As much as I respect and appreciate that influencers and ‘Instagram famous’ celebs have huge audiences, and the hate and negative comments that come with that would be overwhelming for anyone… I think the generation of myself and younger have grown up with a more consuming social media, in a way of the constant comparison that I know from experience isn’t a nice feeling.
I think through my journey so far I have really tried to promote natural and loved bodies, where you embrace your belly pouch and stretch marks. I think I went wayyyy too long hating my body, so I feel like there was a lot of making up to do. Now I try and love each and every part of me rather than hiding behind baggy clothing or selfies from the shoulders up.

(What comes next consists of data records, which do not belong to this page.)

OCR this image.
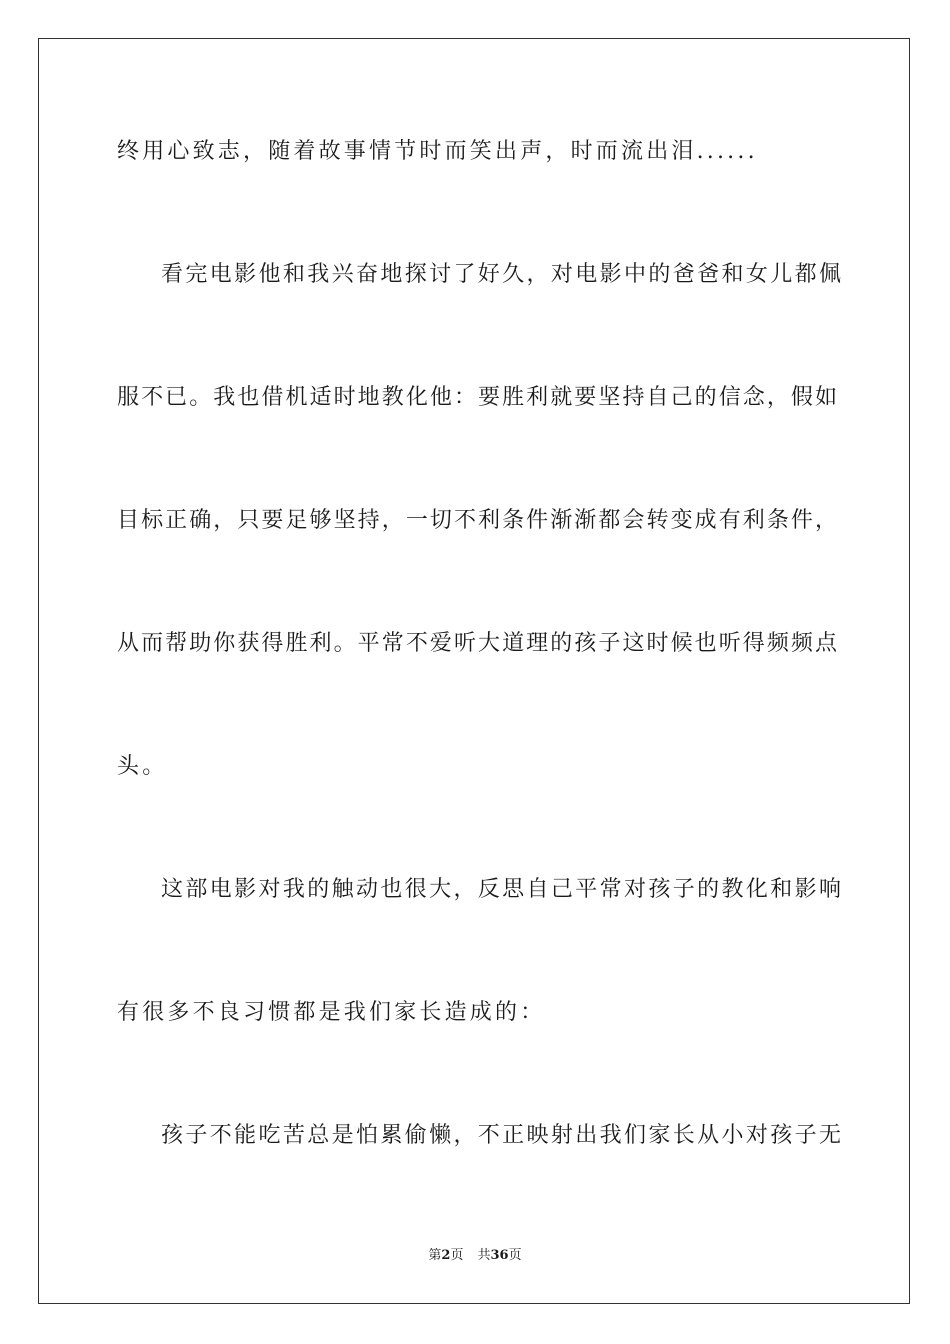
终用心致志，随着故事情节时而笑出声，时而流出泪......
看完电影他和我兴奋地探讨了好久，对电影中的爸爸和女儿都佩
服不已。我也借机适时地教化他：要胜利就要坚持自己的信念，假如
目标正确，只要足够坚持，一切不利条件渐渐都会转变成有利条件，
从而帮助你获得胜利。平常不爱听大道理的孩子这时候也听得频频点
头。
这部电影对我的触动也很大，反思自己平常对孩子的教化和影响
有很多不良习惯都是我们家长造成的：
孩子不能吃苦总是怕累偷懒，不正映射出我们家长从小对孩子无
第2页 共36页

Britain Uncovered: In addition to your Instagram page, you’ve also launched your own blog that tackles diet culture and weight loss, and contains lots of useful tips and guidance that will definitely help and inspire others. Do you think everything you’ve experienced in your self-love and weight loss journey will be able to guide others in the right direction?
Charlie: I really hope so. I feel like through my own personal journey, there have been so many influences that have inspired me to change for myself and if I could be the person to influence someone to love themselves, dance in their living room for exercise and prioritise their happiness, I would be so incredibly proud.
I’m spreading the word to focus on your wellbeing instead of trying to lose 50 lbs, because trust me; once you start loving yourself you will be able to achieve your goals 10 times faster and actually enjoy your journey.
Britain Uncovered: Many of our readers and followers have discovered newfound body confidence as a result of trying various social nudity experiences. Is this something you have experienced, or perhaps something you’d like to try one day? Do you think such an undertaking could help cement your body confidence levels?
Charlie: Absolutely – I commend those participating as it’s invigorating but so scary! I have played around with home shoots in my underwear and as much as I felt amazing and sexy, I was also overcome with a little bit of fear about being judged (which is RIDICULOUS, as who cares what other people say, right?)
I would be so interested in a more professional nude shoot as currently I am just using my iPhone, propping it up wherever I can! I am looking into getting a tripod and maybe a camera to really level up my photos. I think taking photos of this manner would really excel your body confidence and self-love as you would be able to see how god damn fire you look through someone else’s lens.
Britain Uncovered: With 2020 coming to an end, what are some of your goals for 2021 and beyond – and what’s next for your body positivity journey?
Charlie: 2020 has been a crazy year, and has really made me appreciate what I have – my amazing family, my lovely boyfriend and the most supportive friends (both in day-to-day life and those I’ve met through Instagram).
My goals for next year I must admit are a bit all over the place! I want to continue with Instagram and I really want to inspire others and excel with some collaborations. I want to continue to love myself and keep making my happiness a priority over weight loss. I also aim to continue connecting with inspirations (such as Britain Uncovered!) and I also look to put more time into my own blog.
I have enjoyed being interviewed so much – thank you for asking me to get involved! I’m going to sign off with a quote. Thanks again, Charlie.
“I don’t know how much value I have in this universe, but I do know that I have made a few people happier than they would have been without me; and as long as I know that, I’m as rich as I ever need to be.”